Note that "between 1999 and 2010" - which includes the Bain-disputed period of 1999-2002 - "U.S. corporations eliminated 1 million jobs at home while creating 3 million jobs abroad." This is Mitt Romney's idea of "job creation"? Does he and other Republicans think it's a good idea to "encourage corporations to shift more of their investments and operations overseas"?
Evidently, Romney wants tax cuts for super-rich businessmen like him because it's good for super-rich businessmen like him. But the most annoying part of all this is that Romney and his elite rich friends don't say that. While they pose as honorable taxpayers, they and their bought legislators secretly develop an incomprehensible labyrinthe of tax loopholes/shelters/havens which cut taxes for the super-rich to miniscule amounts.
The arguments we have on the tax rates is phony. The arguments we have about reducing loopholes like the mortgage deduction is phony too. The arguments we should have is about all the parts of the tax structure the super-rich use to reduce their taxes.

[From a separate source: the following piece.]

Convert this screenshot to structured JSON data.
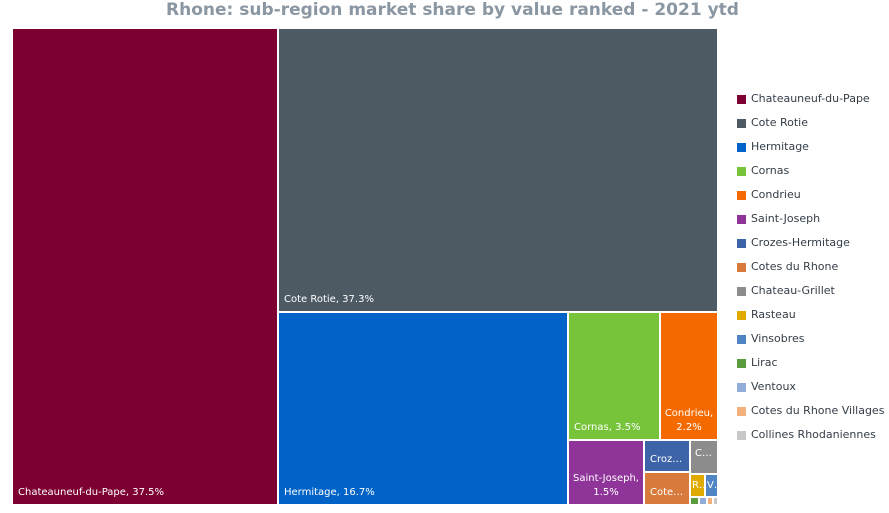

Let's argue about whether the capital gains tax should be lower or higher than tax on earned income, whether people and companies should be busted or not for using tax havens, whether taxes on employers should be increased or decreased for shipping jobs overseas.
Mitt Romney's tax policy favors the side of each argument that favors the super-rich. President Obama's policy favors the side of each argument that favors the middle class. Mitt Romney will maintain the huge inequality we suffer from. Barack Obama will improve the fortunes of those not doing so well today. The choice is clear.